Spark: Counting NaNs in a vector column


Suppose I have a Spark DataFrame that looks like this

+-----------+------------------+
| id        |          features|
+-----------+------------------+
|          1|[57.0,1.0,0.0,0.0]|
|          2|[63.0,NaN,0.0,0.0]|
|          3|[74.0,1.0,3.0,NaN]|
|          4|[67.0,NaN,0.0,0.0]|
|          5|[NaN,1.0,NaN,NaN] |

where each row in the features column is a DenseVector containing a combination of float and NaN datatypes. Is there a way to count the number of NaN in the first column of the DenseVector or any arbitrary column?
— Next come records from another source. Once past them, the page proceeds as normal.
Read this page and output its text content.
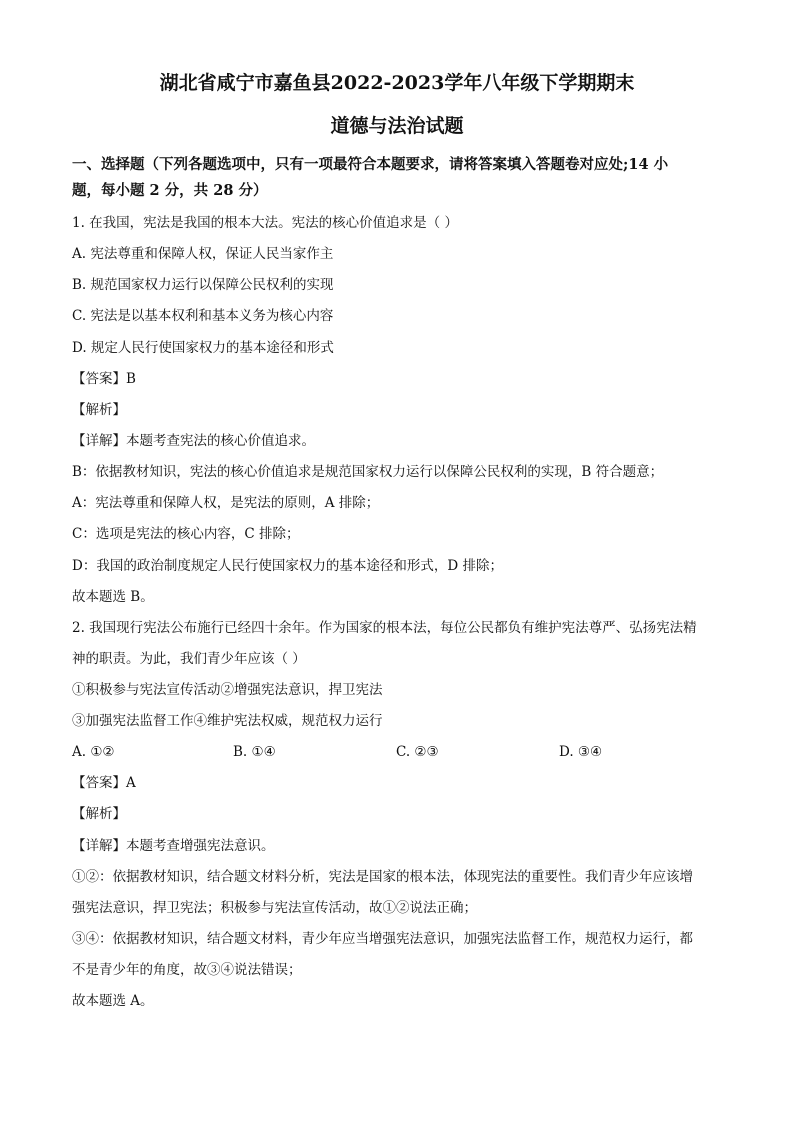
湖北省咸宁市嘉鱼县2022-2023学年八年级下学期期末
道德与法治试题
一、选择题（下列各题选项中，只有一项最符合本题要求，请将答案填入答题卷对应处;14 小
题，每小题 2 分，共 28 分）

1. 在我国，宪法是我国的根本大法。宪法的核心价值追求是（ ）

A. 宪法尊重和保障人权，保证人民当家作主

B. 规范国家权力运行以保障公民权利的实现

C. 宪法是以基本权利和基本义务为核心内容

D. 规定人民行使国家权力的基本途径和形式

【答案】B

【解析】

【详解】本题考查宪法的核心价值追求。

B：依据教材知识，宪法的核心价值追求是规范国家权力运行以保障公民权利的实现，B 符合题意；

A：宪法尊重和保障人权，是宪法的原则，A 排除；

C：选项是宪法的核心内容，C 排除；

D：我国的政治制度规定人民行使国家权力的基本途径和形式，D 排除；

故本题选 B。

2. 我国现行宪法公布施行已经四十余年。作为国家的根本法，每位公民都负有维护宪法尊严、弘扬宪法精

神的职责。为此，我们青少年应该（ ）

①积极参与宪法宣传活动②增强宪法意识，捍卫宪法

③加强宪法监督工作④维护宪法权威，规范权力运行

A. ①②	B. ①④	C. ②③	D. ③④

【答案】A

【解析】

【详解】本题考查增强宪法意识。

①②：依据教材知识，结合题文材料分析，宪法是国家的根本法，体现宪法的重要性。我们青少年应该增

强宪法意识，捍卫宪法；积极参与宪法宣传活动，故①②说法正确；

③④：依据教材知识，结合题文材料，青少年应当增强宪法意识，加强宪法监督工作，规范权力运行，都

不是青少年的角度，故③④说法错误；

故本题选 A。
For instance, I would like something that would return that the first column has 1 NaN, the 2nd has 3, and the 4th has 2.


Solution

  • As far as I know Spark SQL doesn't provide method like this but it is trivial with RDD and a little bit of NumPy.

    from pyspark.ml.linalg import DenseVector, Vector
    import numpy as np
    
    df = sc.parallelize([
        (1, DenseVector([57.0, 1.0, 0.0, 0.0])),
        (2, DenseVector([63.0, float("NaN"), 0.0, 0.0])),
        (3, DenseVector([74.0, 1.0, 3.0, float("NaN")])),
        (4, DenseVector([67.0, float("NaN"), 0.0, 0.0])),
        (5, DenseVector([float("NaN"), 1.0, float("NaN"), float("NaN")])),
    ]).toDF(["id", "features"])
    
    (df
        .select("features")
        .rdd
        .map(lambda x: np.isnan(x.features.array))
        .sum())
    
    array([1, 2, 1, 2])
    

    You could a similar thing with SQL but it requires significantly more effort. A helper function:

    from pyspark.sql.functions import udf
    from pyspark.sql.types import ArrayType, DoubleType
    from pyspark.sql import Column
    from typing import List
    
    def as_array(c: Column) -> Column:
        def as_array_(v: Vector) -> List[float]:
            return v.array.tolist()
        return udf(as_array_, ArrayType(DoubleType()))(c)
    

    Determine size of the vectors:

    from pyspark.sql.functions import col, size
    
    (vlen, ) = df.na.drop().select(size(as_array(col("features")))).first()
    

    Create an expression:

    from pyspark.sql.functions import col, isnan, sum as sum_
    
    feature_array = as_array("features").alias("features")
    

    Finally select:

    (df
        .na.drop(subset=["features"])
        .select([sum_(isnan(feature_array[i]).cast("bigint")) for i in range(vlen)]))